In Let the Celebrations Begin!, Julie Vivas uses color and composition to convey the emotional state of the women in "Hut 18, bed 22" who await liberation from a concentration camp at the end of World War II.
In this double-page spread, the horizontal lines of the bunks' thick wood bleed off the page and suggest the permanence of the women's intended fate. In revealing their shorn hair and minimal, tattered, patchwork clothing, Vivas does not ignore their status. At the same time, she gives the women life and conveys hope to the reader. The book's young narrator is positioned on the recto, one leg pulled close, her upper body confined by the edges of the bunk. Her eyes are full as she turns to listen to the women discuss what has been for so long unimaginable, waiting to contribute. A soft, gentle color palette surrounds her, and Vivas' use of shading creates a light, airy mood in what is meant to be a terrifying space.

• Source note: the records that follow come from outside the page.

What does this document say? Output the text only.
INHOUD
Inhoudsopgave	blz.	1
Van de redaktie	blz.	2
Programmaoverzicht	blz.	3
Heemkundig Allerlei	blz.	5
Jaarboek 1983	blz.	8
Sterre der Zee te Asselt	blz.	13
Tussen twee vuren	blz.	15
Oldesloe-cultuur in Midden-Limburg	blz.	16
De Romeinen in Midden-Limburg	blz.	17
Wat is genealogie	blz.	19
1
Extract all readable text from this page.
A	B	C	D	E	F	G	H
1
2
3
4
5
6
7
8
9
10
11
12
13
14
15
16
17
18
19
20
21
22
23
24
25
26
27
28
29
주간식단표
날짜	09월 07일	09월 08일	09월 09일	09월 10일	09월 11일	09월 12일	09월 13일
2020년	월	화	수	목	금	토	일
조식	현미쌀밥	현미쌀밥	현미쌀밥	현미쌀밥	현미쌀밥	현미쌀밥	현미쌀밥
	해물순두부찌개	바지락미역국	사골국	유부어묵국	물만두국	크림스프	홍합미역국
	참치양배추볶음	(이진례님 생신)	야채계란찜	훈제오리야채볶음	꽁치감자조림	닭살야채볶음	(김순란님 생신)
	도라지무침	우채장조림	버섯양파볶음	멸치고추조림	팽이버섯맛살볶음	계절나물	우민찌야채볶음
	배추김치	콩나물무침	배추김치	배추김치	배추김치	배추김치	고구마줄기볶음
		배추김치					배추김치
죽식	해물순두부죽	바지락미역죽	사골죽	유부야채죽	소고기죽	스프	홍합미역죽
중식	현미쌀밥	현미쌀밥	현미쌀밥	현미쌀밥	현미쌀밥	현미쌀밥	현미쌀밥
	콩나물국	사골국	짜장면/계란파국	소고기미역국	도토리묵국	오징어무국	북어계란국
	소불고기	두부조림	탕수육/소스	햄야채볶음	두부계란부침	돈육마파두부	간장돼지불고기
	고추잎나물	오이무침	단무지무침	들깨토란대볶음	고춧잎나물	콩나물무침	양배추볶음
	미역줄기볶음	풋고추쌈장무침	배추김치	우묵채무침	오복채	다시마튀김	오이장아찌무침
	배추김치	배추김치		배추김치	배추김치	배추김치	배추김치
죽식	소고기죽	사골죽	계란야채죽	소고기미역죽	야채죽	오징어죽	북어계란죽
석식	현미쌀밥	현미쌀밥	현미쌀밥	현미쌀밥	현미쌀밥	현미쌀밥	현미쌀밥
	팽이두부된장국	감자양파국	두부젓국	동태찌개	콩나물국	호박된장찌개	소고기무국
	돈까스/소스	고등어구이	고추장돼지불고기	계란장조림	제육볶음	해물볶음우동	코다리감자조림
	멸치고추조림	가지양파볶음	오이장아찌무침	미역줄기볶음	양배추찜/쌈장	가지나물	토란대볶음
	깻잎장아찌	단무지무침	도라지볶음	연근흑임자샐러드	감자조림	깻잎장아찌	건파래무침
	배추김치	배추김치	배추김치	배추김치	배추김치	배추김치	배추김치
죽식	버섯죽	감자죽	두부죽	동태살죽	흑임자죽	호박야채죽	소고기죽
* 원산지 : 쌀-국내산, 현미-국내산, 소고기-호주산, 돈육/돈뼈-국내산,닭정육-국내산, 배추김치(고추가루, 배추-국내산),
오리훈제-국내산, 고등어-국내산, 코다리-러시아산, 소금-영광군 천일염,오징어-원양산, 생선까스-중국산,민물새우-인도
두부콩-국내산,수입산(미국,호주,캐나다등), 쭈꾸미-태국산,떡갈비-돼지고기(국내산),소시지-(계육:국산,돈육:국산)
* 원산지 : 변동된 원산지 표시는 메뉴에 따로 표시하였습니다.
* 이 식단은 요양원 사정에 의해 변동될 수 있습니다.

Nicolajeva contends, "picturebooks evoke emotional engagement through images as well as words, through amplification of words by images, and through ambiguity created in the interaction between media when conveying a character’s emotional state" (114). The text informs that the women are planning a party, the uncertainty and impossibility of which otherwise feels clear. Although confined to their space, the women are all in motion. On the verso, the woman in blue gestures with her hands, looking up on an angle to communicate with the woman covered in an orange blanket, who looks down, skeptically. On the recto, the woman in gray leans forward, also gesturing with her hands, to communicate across the gutter with the woman in purple, who leans forward to listen. If "viewing a person’s facial expression or bodily posture sends a stronger and more immediate signal to the brain than reading the verbal schema-statement 'This person is happy, sad, angry, or frightened'" (Nikolajeva, 114), an examination of the women in the bunks reveals motivation, disbelief, even excitement.
Works Cited
Nikolajeva, Maria. “Emotions in Picturebooks.” The Routledge Companion to Picturebooks, edited by Bettina Kümmerling-Meibauer, Routledge, 2018, pp. 110-118.